Two logs * two machines = 4 logs :-)
> 
> Thanks in advance for your assistance.

This is a new one.  If you've installed the "fake" package, you shouldn't have. 
Heartbeat does it all...

Assuming that's not the case...

I have no idea where this might be happening, so I'll tell you a little about
what is going on so you can verify what part our code might have in it...

Everything related to IP address takeover and giveback takes place in
/etc/ha.d/resource.d/IPaddr.  If it didn't happen there, then heartbeat didn't
do it.

In general, all resource scripts look a lot like /etc/rc.d/init.d
startup/shutdown scripts, except some of them (notably IPaddr) require another
argument.  When you start up apache, you do this: /etc/rc.d/init.d/httpd start. 
To take over an IP address, you do this: /etc/ha.d/resource.d/IPaddr ip-address
start.  To give it up, you do the same thing with "stop" instead of "start". 

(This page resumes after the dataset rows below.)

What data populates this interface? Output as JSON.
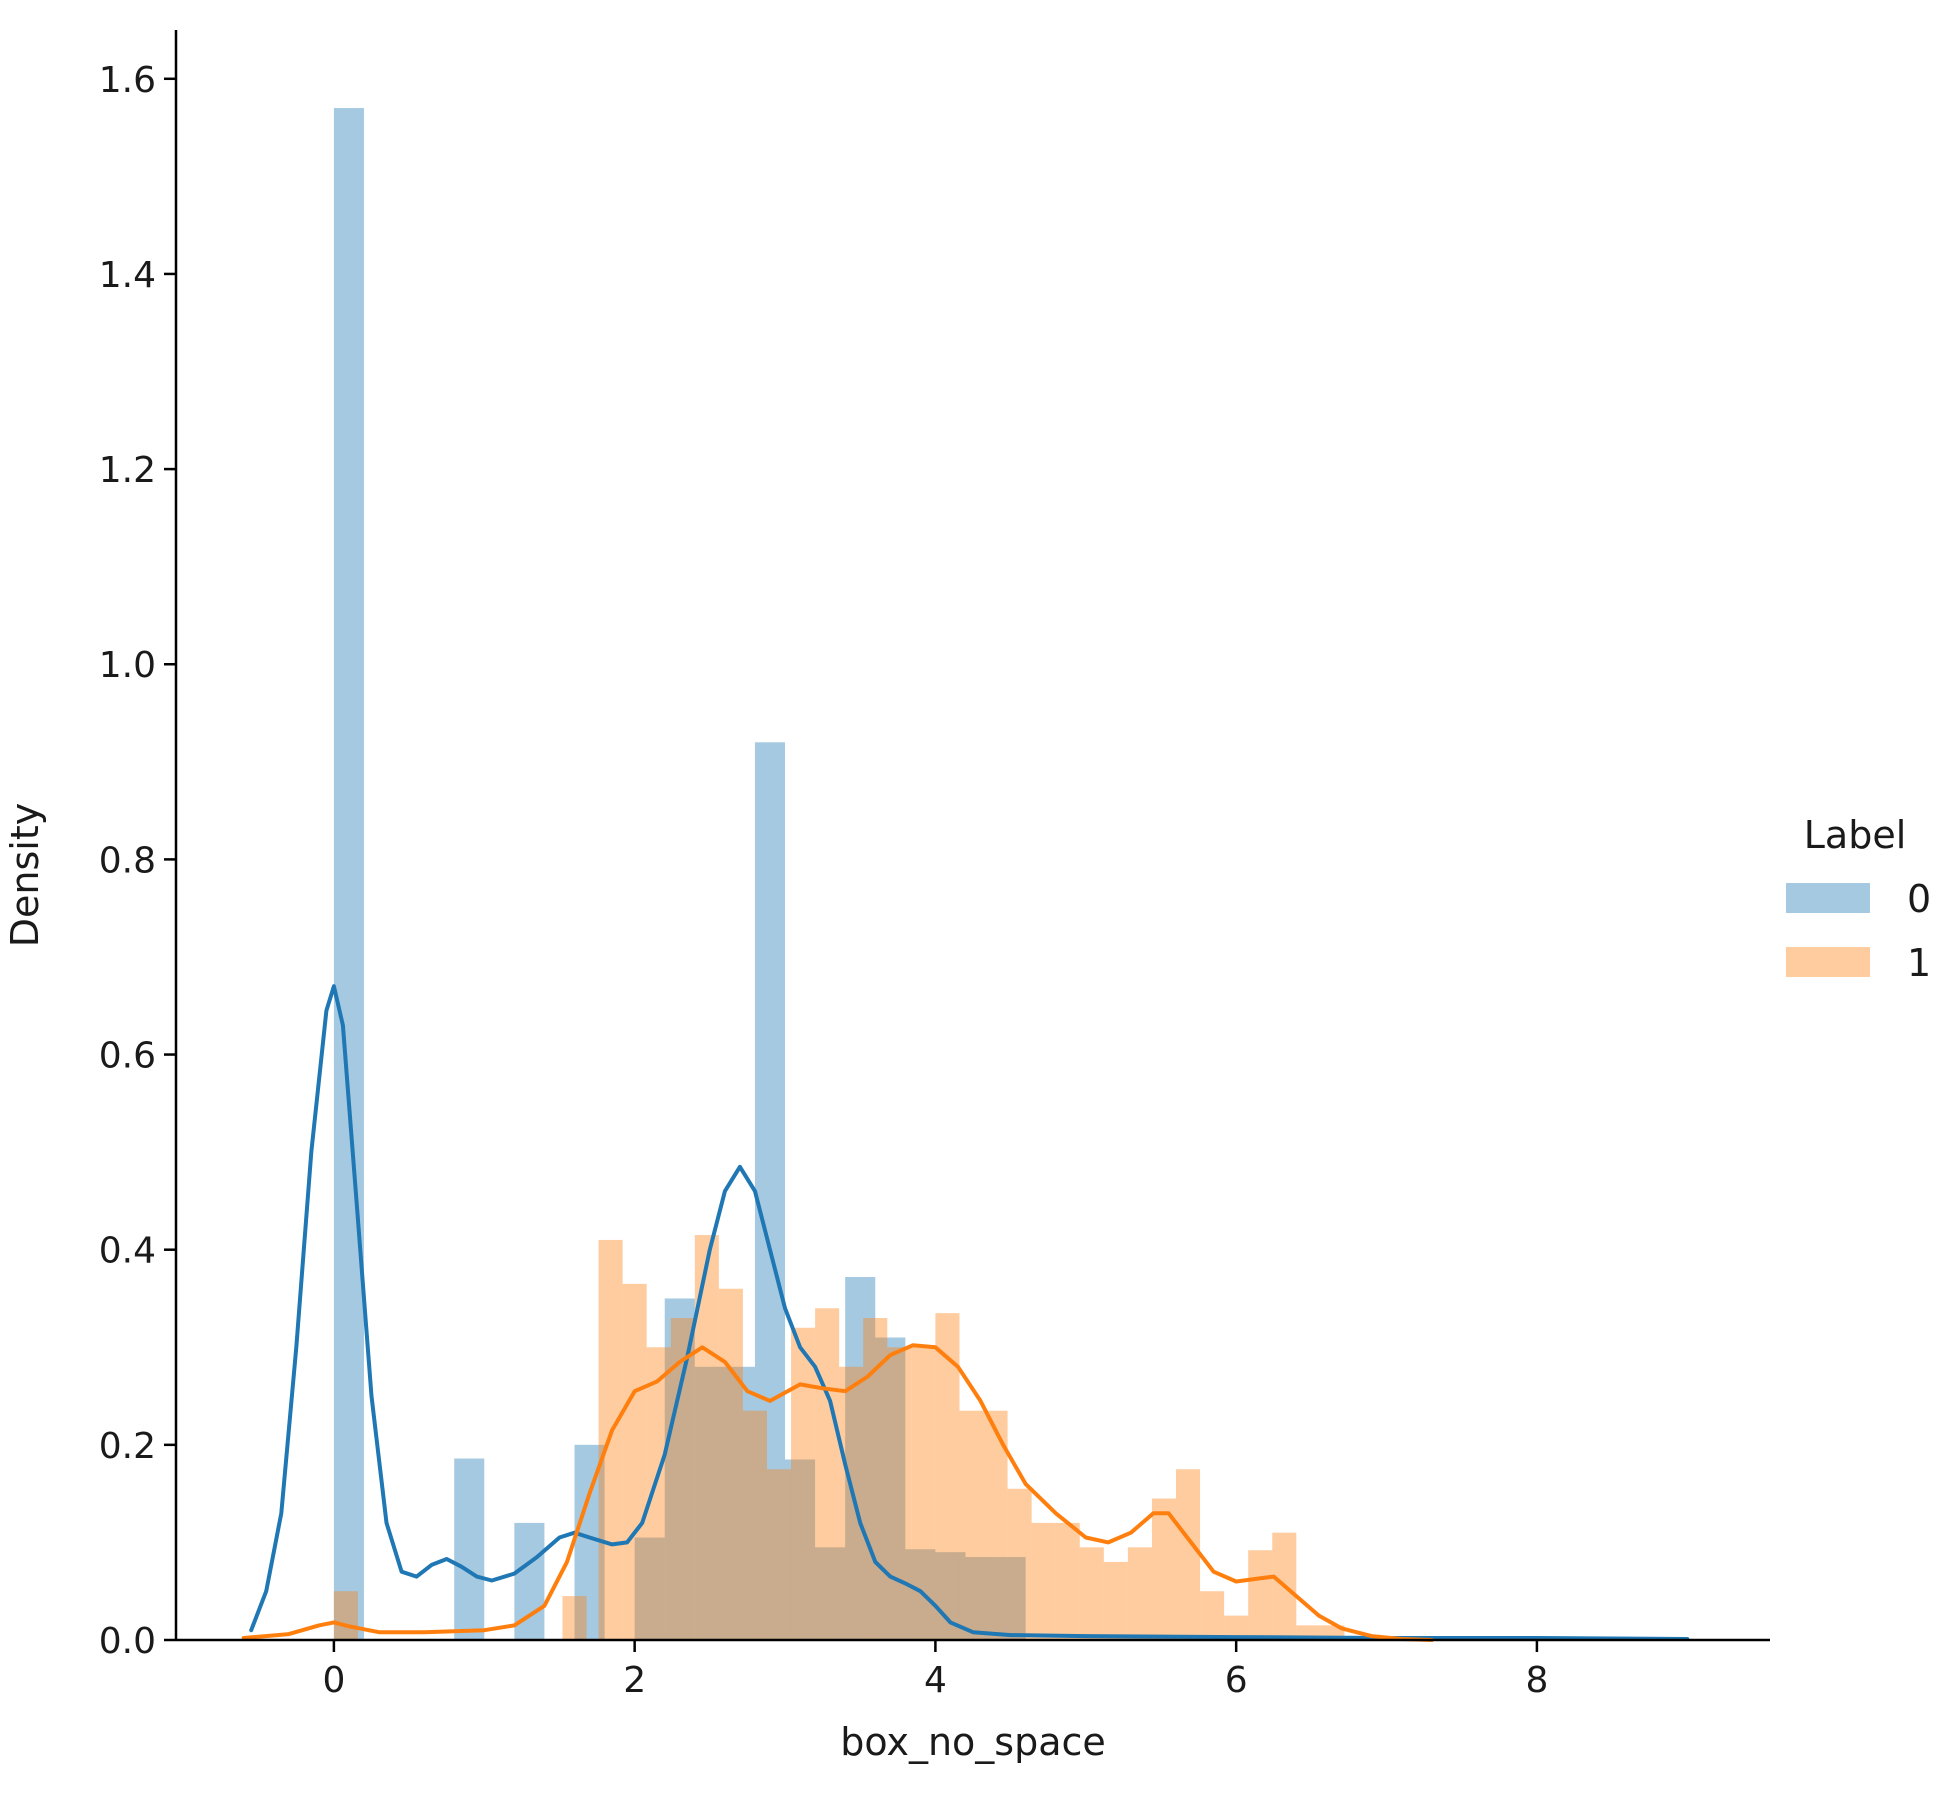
{
  "colors": {
    "series0_fill": "#1f77b4",
    "series1_fill": "#ff7f0e",
    "axis": "#000000",
    "background": "#ffffff"
  },
  "chart_data": {
    "type": "histogram",
    "xlabel": "box_no_space",
    "ylabel": "Density",
    "xlim": [
      -1.05,
      9.55
    ],
    "ylim": [
      0,
      1.65
    ],
    "x_ticks": [
      0,
      2,
      4,
      6,
      8
    ],
    "y_ticks": [
      0.0,
      0.2,
      0.4,
      0.6,
      0.8,
      1.0,
      1.2,
      1.4,
      1.6
    ],
    "y_tick_labels": [
      "0.0",
      "0.2",
      "0.4",
      "0.6",
      "0.8",
      "1.0",
      "1.2",
      "1.4",
      "1.6"
    ],
    "grid": false,
    "legend": {
      "title": "Label",
      "placement": "right",
      "entries": [
        "0",
        "1"
      ]
    },
    "series": [
      {
        "name": "0",
        "bin_width": 0.2,
        "bins": [
          [
            0.0,
            1.57
          ],
          [
            0.8,
            0.186
          ],
          [
            1.2,
            0.12
          ],
          [
            1.6,
            0.2
          ],
          [
            2.0,
            0.105
          ],
          [
            2.2,
            0.35
          ],
          [
            2.4,
            0.28
          ],
          [
            2.6,
            0.28
          ],
          [
            2.8,
            0.92
          ],
          [
            3.0,
            0.185
          ],
          [
            3.2,
            0.095
          ],
          [
            3.4,
            0.372
          ],
          [
            3.6,
            0.31
          ],
          [
            3.8,
            0.093
          ],
          [
            4.0,
            0.09
          ],
          [
            4.2,
            0.085
          ],
          [
            4.4,
            0.085
          ]
        ],
        "kde": [
          [
            -0.55,
            0.01
          ],
          [
            -0.45,
            0.05
          ],
          [
            -0.35,
            0.13
          ],
          [
            -0.25,
            0.3
          ],
          [
            -0.15,
            0.5
          ],
          [
            -0.05,
            0.645
          ],
          [
            0.0,
            0.67
          ],
          [
            0.06,
            0.63
          ],
          [
            0.15,
            0.45
          ],
          [
            0.25,
            0.25
          ],
          [
            0.35,
            0.12
          ],
          [
            0.45,
            0.07
          ],
          [
            0.55,
            0.065
          ],
          [
            0.65,
            0.077
          ],
          [
            0.75,
            0.083
          ],
          [
            0.85,
            0.075
          ],
          [
            0.95,
            0.065
          ],
          [
            1.05,
            0.061
          ],
          [
            1.2,
            0.068
          ],
          [
            1.35,
            0.085
          ],
          [
            1.5,
            0.105
          ],
          [
            1.6,
            0.11
          ],
          [
            1.7,
            0.105
          ],
          [
            1.85,
            0.098
          ],
          [
            1.95,
            0.1
          ],
          [
            2.05,
            0.12
          ],
          [
            2.2,
            0.19
          ],
          [
            2.35,
            0.29
          ],
          [
            2.5,
            0.4
          ],
          [
            2.6,
            0.46
          ],
          [
            2.7,
            0.485
          ],
          [
            2.8,
            0.46
          ],
          [
            2.9,
            0.4
          ],
          [
            3.0,
            0.34
          ],
          [
            3.1,
            0.3
          ],
          [
            3.2,
            0.28
          ],
          [
            3.3,
            0.245
          ],
          [
            3.4,
            0.18
          ],
          [
            3.5,
            0.12
          ],
          [
            3.6,
            0.08
          ],
          [
            3.7,
            0.065
          ],
          [
            3.8,
            0.058
          ],
          [
            3.9,
            0.05
          ],
          [
            4.0,
            0.035
          ],
          [
            4.1,
            0.018
          ],
          [
            4.25,
            0.008
          ],
          [
            4.5,
            0.005
          ],
          [
            5.0,
            0.004
          ],
          [
            6.0,
            0.003
          ],
          [
            7.0,
            0.002
          ],
          [
            8.0,
            0.002
          ],
          [
            9.0,
            0.001
          ]
        ]
      },
      {
        "name": "1",
        "bin_width": 0.16,
        "bins": [
          [
            0.0,
            0.05
          ],
          [
            1.52,
            0.045
          ],
          [
            1.76,
            0.41
          ],
          [
            1.92,
            0.365
          ],
          [
            2.08,
            0.3
          ],
          [
            2.24,
            0.33
          ],
          [
            2.4,
            0.415
          ],
          [
            2.56,
            0.36
          ],
          [
            2.72,
            0.235
          ],
          [
            2.88,
            0.175
          ],
          [
            3.04,
            0.32
          ],
          [
            3.2,
            0.34
          ],
          [
            3.36,
            0.28
          ],
          [
            3.52,
            0.33
          ],
          [
            3.68,
            0.3
          ],
          [
            3.84,
            0.3
          ],
          [
            4.0,
            0.335
          ],
          [
            4.16,
            0.235
          ],
          [
            4.32,
            0.235
          ],
          [
            4.48,
            0.155
          ],
          [
            4.64,
            0.12
          ],
          [
            4.8,
            0.12
          ],
          [
            4.96,
            0.095
          ],
          [
            5.12,
            0.08
          ],
          [
            5.28,
            0.095
          ],
          [
            5.44,
            0.145
          ],
          [
            5.6,
            0.175
          ],
          [
            5.76,
            0.05
          ],
          [
            5.92,
            0.025
          ],
          [
            6.08,
            0.092
          ],
          [
            6.24,
            0.11
          ],
          [
            6.4,
            0.015
          ],
          [
            6.56,
            0.015
          ]
        ],
        "kde": [
          [
            -0.6,
            0.002
          ],
          [
            -0.3,
            0.006
          ],
          [
            -0.1,
            0.015
          ],
          [
            0.0,
            0.018
          ],
          [
            0.1,
            0.014
          ],
          [
            0.3,
            0.008
          ],
          [
            0.6,
            0.008
          ],
          [
            1.0,
            0.01
          ],
          [
            1.2,
            0.015
          ],
          [
            1.4,
            0.035
          ],
          [
            1.55,
            0.08
          ],
          [
            1.7,
            0.15
          ],
          [
            1.85,
            0.215
          ],
          [
            2.0,
            0.255
          ],
          [
            2.15,
            0.265
          ],
          [
            2.3,
            0.285
          ],
          [
            2.45,
            0.3
          ],
          [
            2.6,
            0.285
          ],
          [
            2.75,
            0.255
          ],
          [
            2.9,
            0.245
          ],
          [
            3.1,
            0.262
          ],
          [
            3.25,
            0.258
          ],
          [
            3.4,
            0.255
          ],
          [
            3.55,
            0.27
          ],
          [
            3.7,
            0.292
          ],
          [
            3.85,
            0.302
          ],
          [
            4.0,
            0.3
          ],
          [
            4.15,
            0.28
          ],
          [
            4.3,
            0.245
          ],
          [
            4.45,
            0.2
          ],
          [
            4.6,
            0.16
          ],
          [
            4.8,
            0.13
          ],
          [
            5.0,
            0.105
          ],
          [
            5.15,
            0.1
          ],
          [
            5.3,
            0.11
          ],
          [
            5.45,
            0.13
          ],
          [
            5.55,
            0.13
          ],
          [
            5.7,
            0.1
          ],
          [
            5.85,
            0.07
          ],
          [
            6.0,
            0.06
          ],
          [
            6.15,
            0.063
          ],
          [
            6.25,
            0.065
          ],
          [
            6.4,
            0.045
          ],
          [
            6.55,
            0.025
          ],
          [
            6.7,
            0.012
          ],
          [
            6.9,
            0.004
          ],
          [
            7.1,
            0.001
          ],
          [
            7.3,
            0.0
          ]
        ]
      }
    ]
  }
}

If you look at the funciton ip_start(), you'll see that every time we take over
an IP address, a message "INFO: ifconfig...", and a message "Sending Gratuitous
Arp for ..." should occur EVERY time we take over an IP address.  If these don't
occur, then there is an extremely high probability that we didn't perform an IP
address takeover.

Exactly what did happen to you is harder to say...  But it seems unlikely that
we did the dirty deed.

Please let us know what you find out.

	Thanks!!

	-- Alan Robertson
	   alanr@bell-labs.com